Ready for Tomorrow: Susmita Nanda LLM ’26 uses AI to analyze strength of support for legal arguments

This is a headshot of Susmita Nanda LLM '26, wearing a black blazer and a white shirt.

In UC Law SF’s AI Bootcamp, Susmita Nanda LLM ’26 built GroundCheck, an AI tool that checks whether legal citations hold up under scrutiny.


  • Susmita Nanda LLM ’26 learned how to critically evaluate and create legal technology tools in UC Law SF’s AI-Enabled Lawyers Bootcamp.
  • She built GroundCheck, an AI-powered platform that tests whether legal authorities actually support cited arguments.
  • The AI Bootcamp shifted her focus from what AI can do to how legal AI systems should be designed, tested and responsibly used.

 

As artificial intelligence reshapes legal practice, UC Law San Francisco is training students through a hands-on AI-Enabled Lawyers Bootcamp that moves them beyond theory and into real-world application before they graduate. Students gain direct experience using AI for core lawyering tasks — research, drafting, discovery, and document analysis — while engaging with ethical issues around privilege, conflicts, and professional responsibility. In a capstone project, they build their own AI tools, often with little or no coding experience.

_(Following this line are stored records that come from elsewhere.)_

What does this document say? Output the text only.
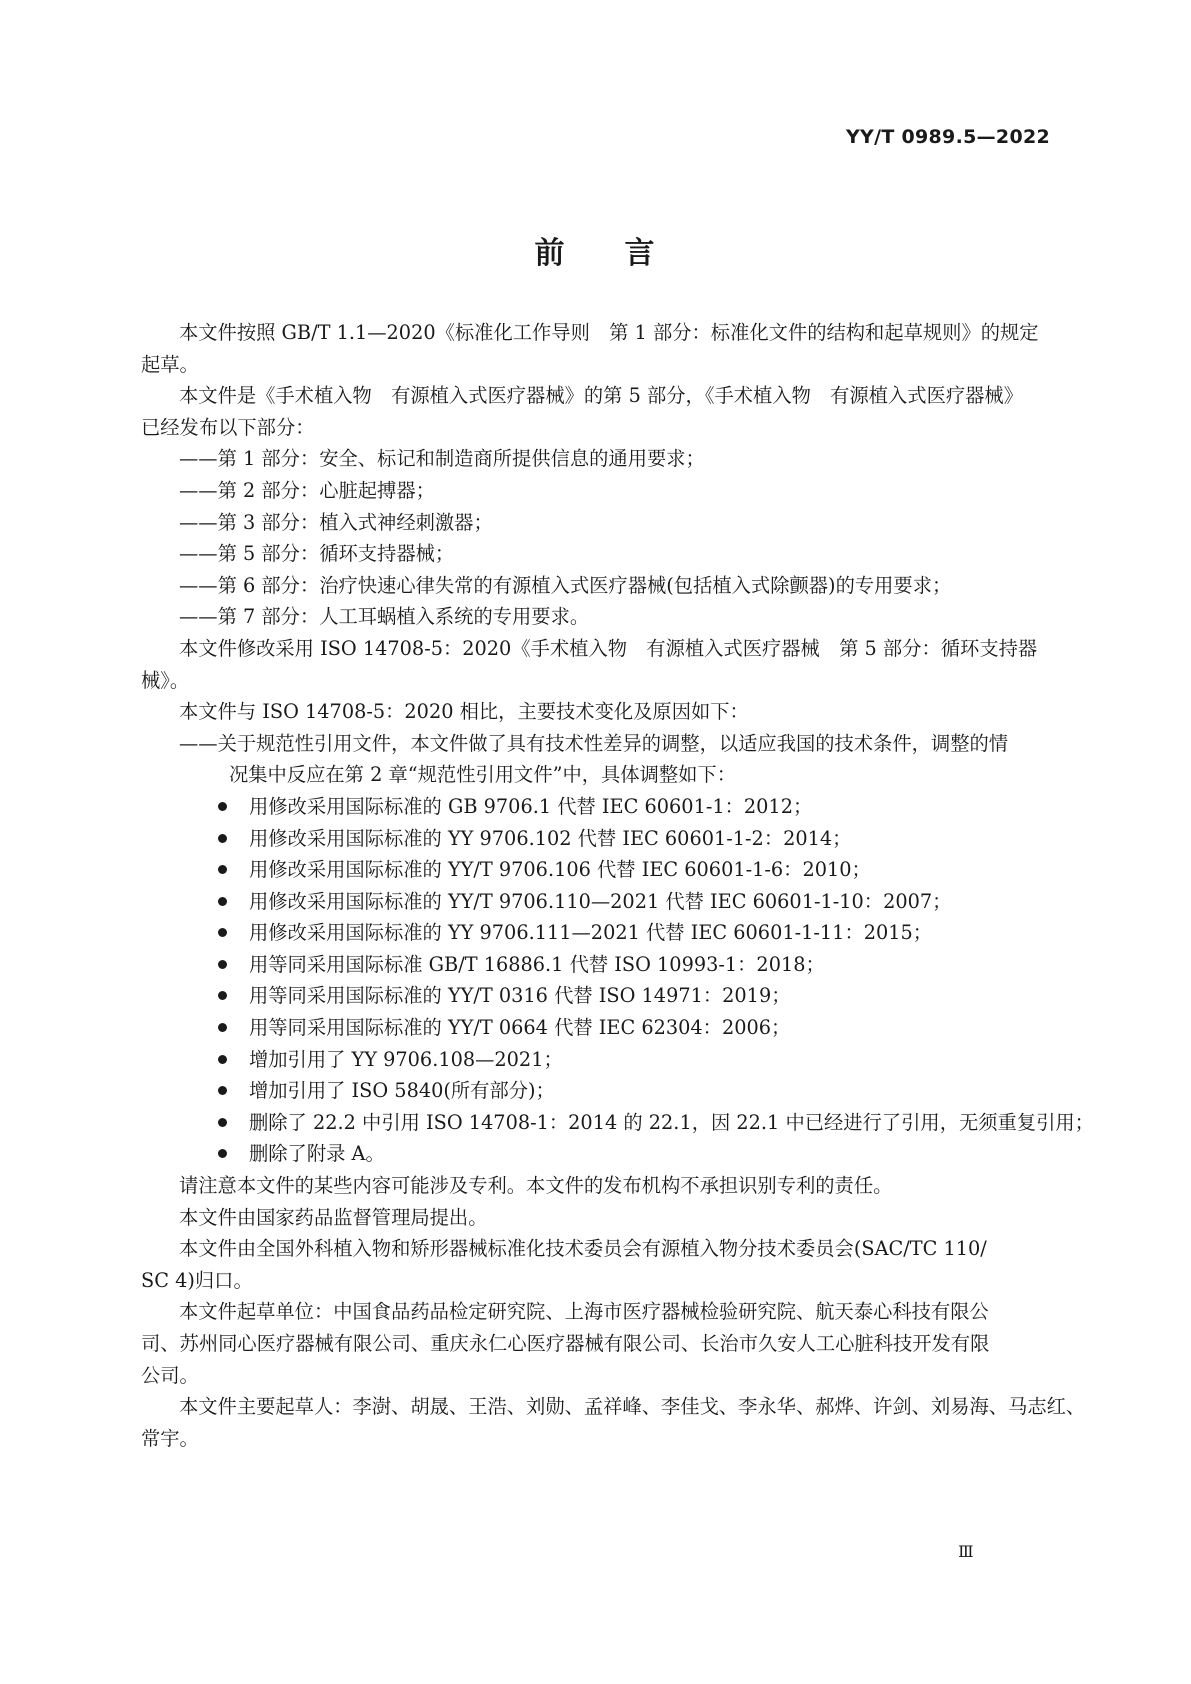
YY/T 0989.5—2022
前 言
本文件按照 GB/T 1.1—2020《标准化工作导则　第 1 部分：标准化文件的结构和起草规则》的规定
起草。
本文件是《手术植入物　有源植入式医疗器械》的第 5 部分，《手术植入物　有源植入式医疗器械》
已经发布以下部分：
——第 1 部分：安全、标记和制造商所提供信息的通用要求；
——第 2 部分：心脏起搏器；
——第 3 部分：植入式神经刺激器；
——第 5 部分：循环支持器械；
——第 6 部分：治疗快速心律失常的有源植入式医疗器械(包括植入式除颤器)的专用要求；
——第 7 部分：人工耳蜗植入系统的专用要求。
本文件修改采用 ISO 14708-5：2020《手术植入物　有源植入式医疗器械　第 5 部分：循环支持器
械》。
本文件与 ISO 14708-5：2020 相比，主要技术变化及原因如下：
——关于规范性引用文件，本文件做了具有技术性差异的调整，以适应我国的技术条件，调整的情
况集中反应在第 2 章“规范性引用文件”中，具体调整如下：
用修改采用国际标准的 GB 9706.1 代替 IEC 60601-1：2012；
用修改采用国际标准的 YY 9706.102 代替 IEC 60601-1-2：2014；
用修改采用国际标准的 YY/T 9706.106 代替 IEC 60601-1-6：2010；
用修改采用国际标准的 YY/T 9706.110—2021 代替 IEC 60601-1-10：2007；
用修改采用国际标准的 YY 9706.111—2021 代替 IEC 60601-1-11：2015；
用等同采用国际标准 GB/T 16886.1 代替 ISO 10993-1：2018；
用等同采用国际标准的 YY/T 0316 代替 ISO 14971：2019；
用等同采用国际标准的 YY/T 0664 代替 IEC 62304：2006；
增加引用了 YY 9706.108—2021；
增加引用了 ISO 5840(所有部分)；
删除了 22.2 中引用 ISO 14708-1：2014 的 22.1，因 22.1 中已经进行了引用，无须重复引用；
删除了附录 A。
请注意本文件的某些内容可能涉及专利。本文件的发布机构不承担识别专利的责任。
本文件由国家药品监督管理局提出。
本文件由全国外科植入物和矫形器械标准化技术委员会有源植入物分技术委员会(SAC/TC 110/
SC 4)归口。
本文件起草单位：中国食品药品检定研究院、上海市医疗器械检验研究院、航天泰心科技有限公
司、苏州同心医疗器械有限公司、重庆永仁心医疗器械有限公司、长治市久安人工心脏科技开发有限
公司。
本文件主要起草人：李澍、胡晟、王浩、刘勋、孟祥峰、李佳戈、李永华、郝烨、许剑、刘易海、马志红、
常宇。
Ⅲ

Offered for the first time this spring, AI Bootcamp is part of UC Law SF’s technology law and lawyering center, LexLab, led by Director Drew Amerson. The six-session course was conceived by Director of Applied Innovation Tal Niv and taught by Adjunct Professors Luis Villa and Zoe Dolan—practicing attorneys with deep experience integrating technology into legal work.

Below, Susmita Nanda LLM ’26 shares what she learned and how she created an AI-powered tool to scrutinize citations that claim to support a specific legal argument.

Why did you enroll in AI Bootcamp?

AI is already reshaping legal practice, and I wanted to understand how these tools are built and where they fail, not just how to use them. This was the time to do it.

What were your biggest takeaways?

I gained a practical framework for understanding where AI should support human review versus replace it, and hands-on experience building an AI-agentic workflow rather than just consuming one. The program helped bridge the gap between knowing how to use an AI tool and how to deploy it responsibly and effectively.

It also shifted my perspective from “what can this tool do for me” to “how does it work, and what should it never do,” a mindset I’ll carry into practice regardless of how platforms evolve.

Describe your capstone project.

I built GroundCheck, a Harvey AI Workflow agent that checks whether legal authorities support the propositions cited in a draft; not just whether citations exist, but whether they hold up under scrutiny. It runs a first-pass grounding review followed by an adversarial second pass, then hands a structured recommendation to a human reviewer.

How will this help you excel as a new attorney?

I can now evaluate AI legal tools from the inside, understanding their architecture and failure modes well enough to use them critically and advise others. Building GroundCheck also sharpened my instinct for what makes legal analysis reliable because designing a system that explains its reasoning forced me to think rigorously about the same question every good lawyer faces.

The Ready for Tomorrow series highlights UC Law SF students as they share how the College’s innovative, hands-on programs prepare them for a profession being rapidly reshaped by AI and emerging technologies.